I froze; I couldn't react. Even the slightest glance could cause a stir. I thought it would take me days, maybe weeks, could it be that the notorious George Kepler was sitting feet from me? If he was, he was either the most brilliant monster I'd hunted or the dumbest. There was something to be said for hiding in plain sight, but this was fucking ridiculous. I took a sip of my drink and then made my move.
"Bathroom?" I shot in my low smooth voice. Roy thumbed me to the back door cluttered with tattered paper ads for shitty local bands.
I gave him a nod and paced to the bathroom. This was my chance to get a look at Georgie. There he was, sipping a beer and bickering with Cody, utterly unaware that he would be dead before sunrise. But he caught my gaze. I tried to brush it off with a curt nod, but this guy was a survivor.

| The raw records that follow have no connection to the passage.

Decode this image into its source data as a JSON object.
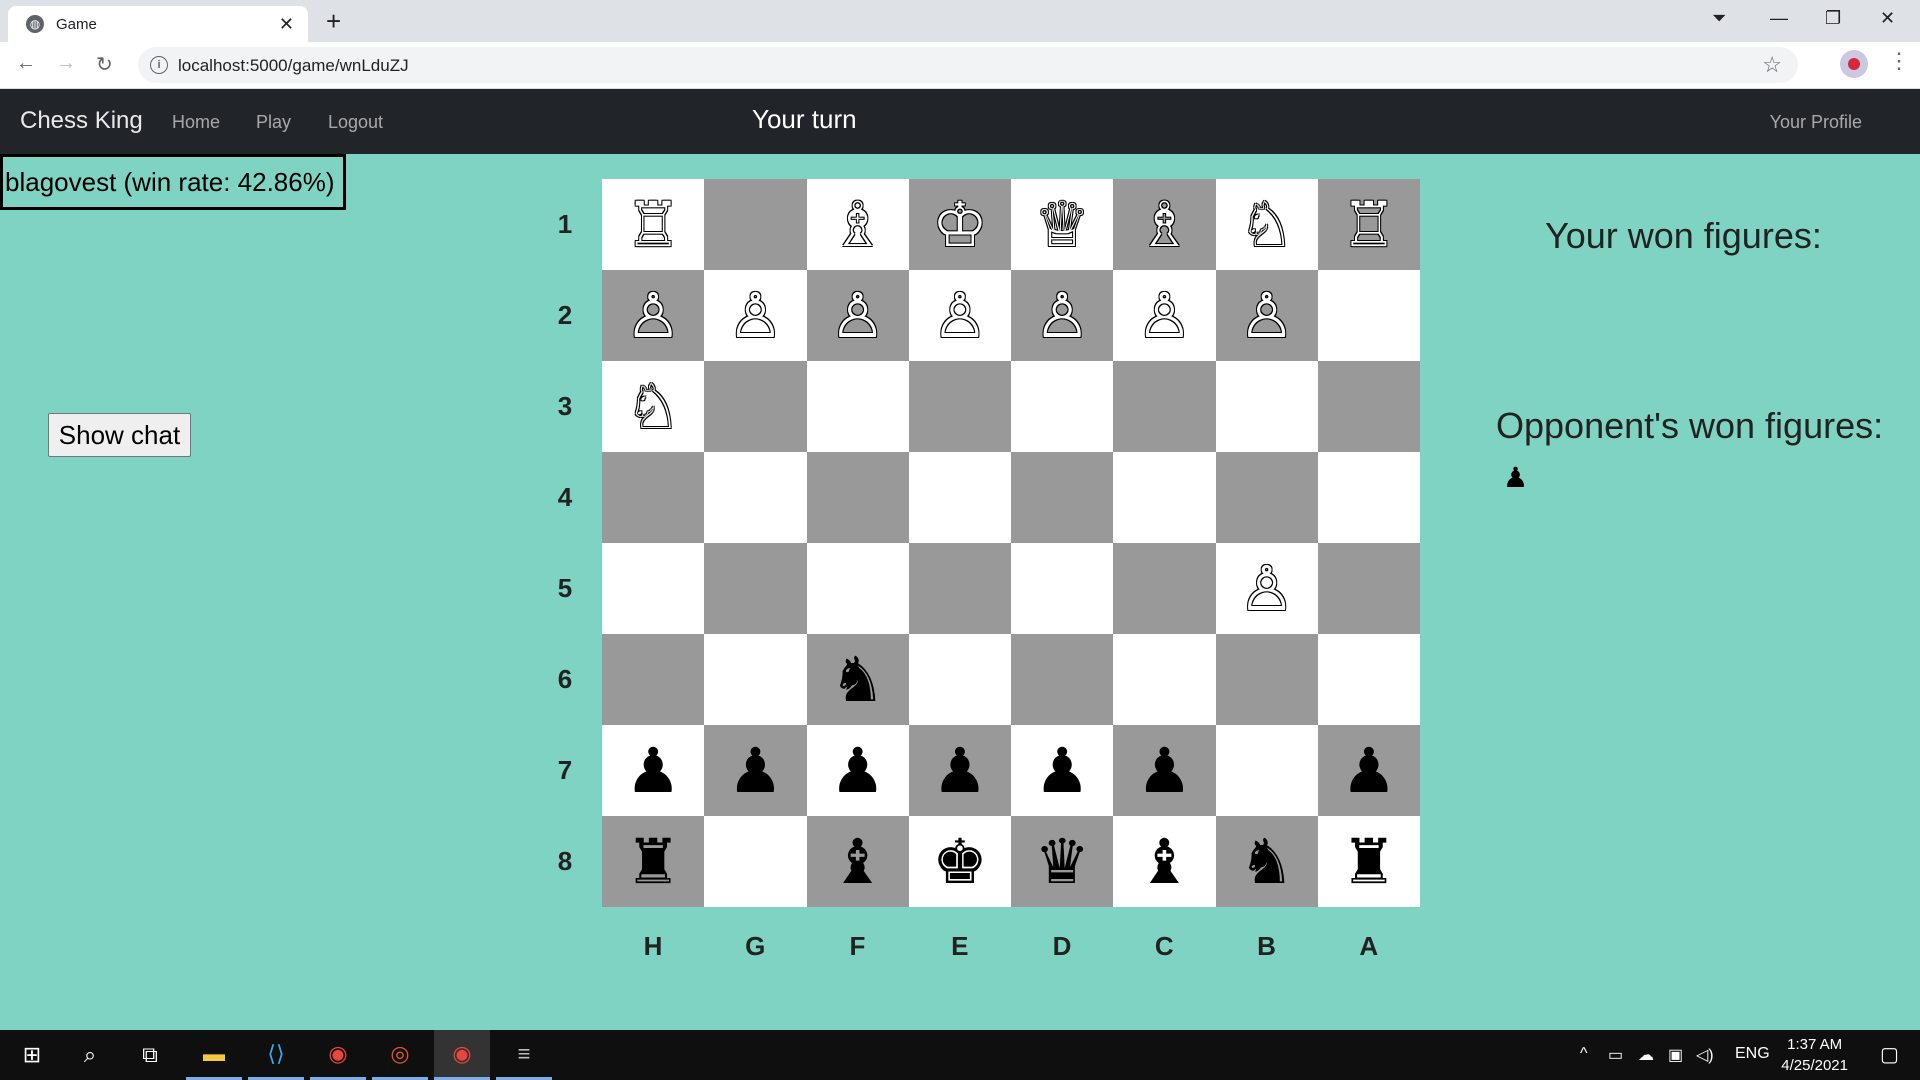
{
  "browser": {
    "tab_title": "Game",
    "url": "localhost:5000/game/wnLduZJ"
  },
  "app": {
    "brand": "Chess King",
    "nav": [
      {
        "label": "Home"
      },
      {
        "label": "Play"
      },
      {
        "label": "Logout"
      }
    ],
    "turn_status": "Your turn",
    "profile_link": "Your Profile"
  },
  "player_info": "blagovest (win rate: 42.86%)",
  "show_chat_label": "Show chat",
  "board": {
    "row_labels": [
      "1",
      "2",
      "3",
      "4",
      "5",
      "6",
      "7",
      "8"
    ],
    "col_labels": [
      "H",
      "G",
      "F",
      "E",
      "D",
      "C",
      "B",
      "A"
    ],
    "rows": [
      [
        "wR",
        "",
        "wB",
        "wK",
        "wQ",
        "wB",
        "wN",
        "wR"
      ],
      [
        "wP",
        "wP",
        "wP",
        "wP",
        "wP",
        "wP",
        "wP",
        ""
      ],
      [
        "wN",
        "",
        "",
        "",
        "",
        "",
        "",
        ""
      ],
      [
        "",
        "",
        "",
        "",
        "",
        "",
        "",
        ""
      ],
      [
        "",
        "",
        "",
        "",
        "",
        "",
        "wP",
        ""
      ],
      [
        "",
        "",
        "bN",
        "",
        "",
        "",
        "",
        ""
      ],
      [
        "bP",
        "bP",
        "bP",
        "bP",
        "bP",
        "bP",
        "",
        "bP"
      ],
      [
        "bR",
        "",
        "bB",
        "bK",
        "bQ",
        "bB",
        "bN",
        "bR"
      ]
    ],
    "light_color": "#ffffff",
    "dark_color": "#999999"
  },
  "your_won_heading": "Your won figures:",
  "your_won_figures": [],
  "opponent_won_heading": "Opponent's won figures:",
  "opponent_won_figures": [
    "bP"
  ],
  "taskbar": {
    "language": "ENG",
    "time": "1:37 AM",
    "date": "4/25/2021"
  }
}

His stool clattered across the floor as he bolted.
"I fucking hate it when they run," I muttered as I grasped Cody's throat like I was plucking a fly from the air.
Cody managed a "fuck," before I squeezed enough that words were not an option. I was sick of his voice anyway. He twitched around like a fish out of water but could not make any actual contact with me.
I'd been in this movie before. My gun was in Roy's face before he could get to his own gun. "I will shoot you," I confirmed. Roy backed away with his hands in the air. I tossed Cody to the ground, his head hitting the wall with a dull thud. "And a dartboard is a stupid fucking idea."